MORGANTOWN —
At halftime of Saturday’s Big 12 matchup in the Coliseum West Virginia found itself locked in a tight battle, trailing No. 14 Oklahoma State, 35-33.
True, they had gotten off to a good start and seen a 7-point lead turn into an 8-point deficit at one point, but they had battled back and looked as though they might be able to put the home court advantage to use and maybe, finally, beat a team that was ahead of them in conference play.
Wrong.
By the time they got through making a fool of themselves through the second half, the Cowboys had marched off with a 73-57 victory before 10,038 fans who had more to cheer during a tight-wire act at halftime than they had to cheer once intermission was over.
Once again, the Mountaineers came unglued in the second half. They were outscored, 38-24, making only six field goals in the final 20 minutes.
In fact considering that they started the game making five of their first nine shots, for the rest of the game they hit but 11 of 44, which 25 percent, leaving them shooting just 30.2 percent for the game.
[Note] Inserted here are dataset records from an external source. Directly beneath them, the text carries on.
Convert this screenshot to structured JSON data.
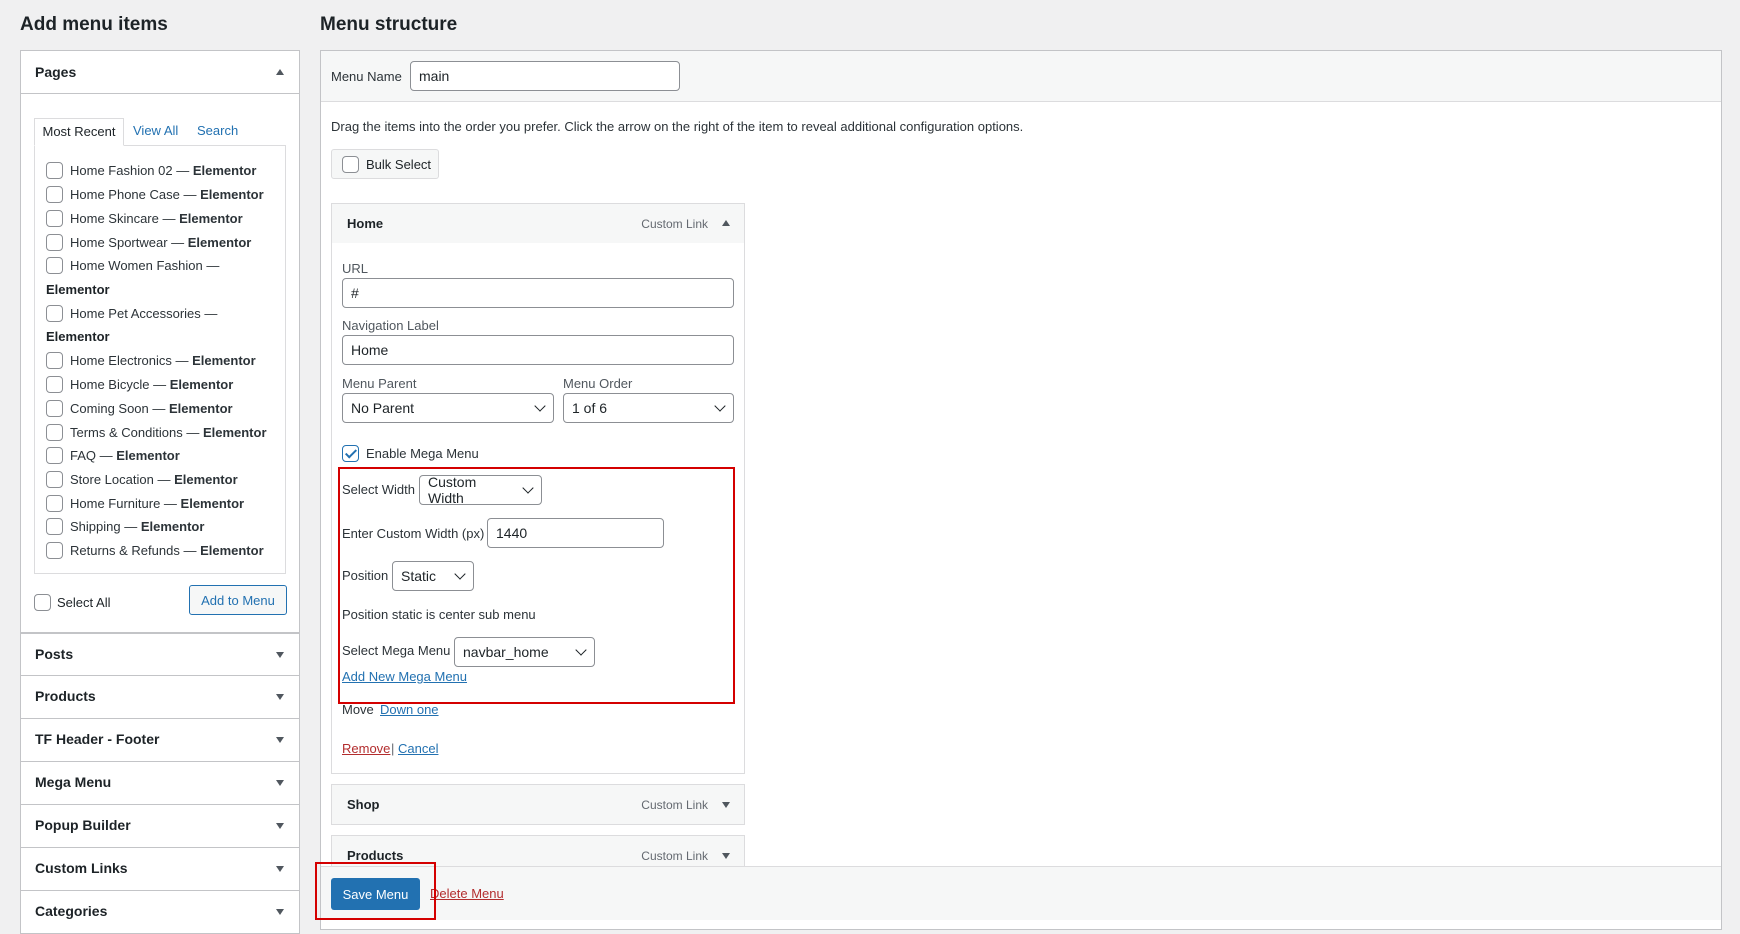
{
  "left_title": "Add menu items",
  "right_title": "Menu structure",
  "pages_panel": {
    "title": "Pages",
    "tabs": [
      "Most Recent",
      "View All",
      "Search"
    ],
    "items": [
      {
        "name": "Home Fashion 02 — ",
        "builder": "Elementor"
      },
      {
        "name": "Home Phone Case — ",
        "builder": "Elementor"
      },
      {
        "name": "Home Skincare — ",
        "builder": "Elementor"
      },
      {
        "name": "Home Sportwear — ",
        "builder": "Elementor"
      },
      {
        "name": "Home Women Fashion — ",
        "builder": "Elementor"
      },
      {
        "name": "Home Pet Accessories — ",
        "builder": "Elementor"
      },
      {
        "name": "Home Electronics — ",
        "builder": "Elementor"
      },
      {
        "name": "Home Bicycle — ",
        "builder": "Elementor"
      },
      {
        "name": "Coming Soon — ",
        "builder": "Elementor"
      },
      {
        "name": "Terms & Conditions — ",
        "builder": "Elementor"
      },
      {
        "name": "FAQ — ",
        "builder": "Elementor"
      },
      {
        "name": "Store Location — ",
        "builder": "Elementor"
      },
      {
        "name": "Home Furniture — ",
        "builder": "Elementor"
      },
      {
        "name": "Shipping — ",
        "builder": "Elementor"
      },
      {
        "name": "Returns & Refunds — ",
        "builder": "Elementor"
      }
    ],
    "select_all": "Select All",
    "add_button": "Add to Menu"
  },
  "other_panels": [
    "Posts",
    "Products",
    "TF Header - Footer",
    "Mega Menu",
    "Popup Builder",
    "Custom Links",
    "Categories"
  ],
  "menu_name_label": "Menu Name",
  "menu_name_value": "main",
  "instructions": "Drag the items into the order you prefer. Click the arrow on the right of the item to reveal additional configuration options.",
  "bulk_select": "Bulk Select",
  "home_item": {
    "title": "Home",
    "type": "Custom Link",
    "url_label": "URL",
    "url_value": "#",
    "nav_label": "Navigation Label",
    "nav_value": "Home",
    "parent_label": "Menu Parent",
    "parent_value": "No Parent",
    "order_label": "Menu Order",
    "order_value": "1 of 6",
    "mega_enable": "Enable Mega Menu",
    "width_label": "Select Width",
    "width_value": "Custom Width",
    "custom_width_label": "Enter Custom Width (px)",
    "custom_width_value": "1440",
    "position_label": "Position",
    "position_value": "Static",
    "position_note": "Position static is center sub menu",
    "mega_select_label": "Select Mega Menu",
    "mega_select_value": "navbar_home",
    "add_mega": "Add New Mega Menu",
    "move_label": "Move",
    "move_link": "Down one",
    "remove": "Remove",
    "separator": "|",
    "cancel": "Cancel"
  },
  "other_items": [
    {
      "title": "Shop",
      "type": "Custom Link"
    },
    {
      "title": "Products",
      "type": "Custom Link"
    }
  ],
  "save_button": "Save Menu",
  "delete_link": "Delete Menu",
  "colors": {
    "accent": "#2271b1",
    "highlight": "#d40000",
    "danger": "#b32d2e"
  }
}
You see that in rec leagues.
“It carried over from the first half. We couldn’t handle the pressure, whatever they were throwing at us, the 1-3-1, 2-2-1 sometimes,” said Kevin Noreen, who finished with nine points and eight rebounds in another solid, workmanlike performance that went for naught.
“That wasn’t because of them. It was because of us not keeping our heads in it. It wasn’t even a pressure type of press, not meant to turn the ball over. It was meant to slow you down. The way we turned the ball over was not acceptable.”
“It’s doesn’t seem like we compete as hard,” coach Bob Huggins would say. “What makes this is a hard game is you have to do the right thing all the time. When you are told a thousand times not to overrun the ball and you overrun the ball and they make another pass and you overrun the ball again, they end up 5 on 3 with a layup, it beats you.
“They have been told, I put them on the treadmill and they continue to do the same thing. There is going to come a time when you figure out that is not the right thing to do.”
That time has not yet come and now only four games remain in the regular season and they will be underdogs in each, which probably means that they will finish with a sub-.500 record for the regular season and probably the year.
They currently are 13-14 and 6-8 in the Big 12 and seem to be getting worse, not better.
“The thing we should be doing is getting hungrier from these losses. That should be motivation to play harder and practice harder,” Noreen said.
“Huggs always tells us about his team in Cincinnati, how you wouldn’t want to be the team that would play them after a loss. I don’t think he ever lost three games in a row there.”
West Virginia has already lost three in a row this season and now has lost two straight with the next game on Wednesday against Baylor.
Noreen understands that this has been a team that has shot poorly, passed poorly and hasn’t rebounded as well as many WVU teams do.
He says that isn’t really what’s killing them.
“Huggs has had teams in the past that can’t shoot, can’t score, but that’s when they run offense. My first year here was like that with Joe and Cam. We ran offense and wore the other team down,” he said.
This team, however, doesn’t know the offense and therefore can’t run it.
More important, though, it isn’t hammering away at games from start to finish.
“The truth is, we got beat to loose balls, we got beat to balls going out of bounds and we have gotten beat to everything. We have a whole bunch of guys standing around and watching,” Huggins said.
Especially in the second half when things begin to go badly.
And that’s what hurts the most, for you can overlook a lack of ability if you are playing your hardest, but that just hasn’t been the case.
While Oklahoma State put five players in double figures, led by Le’Bryan Nash and Markel Brown with 16 points each, WVU managed to get 11 points from Aaric Murray and 10 from Humphrey as their leading scorers.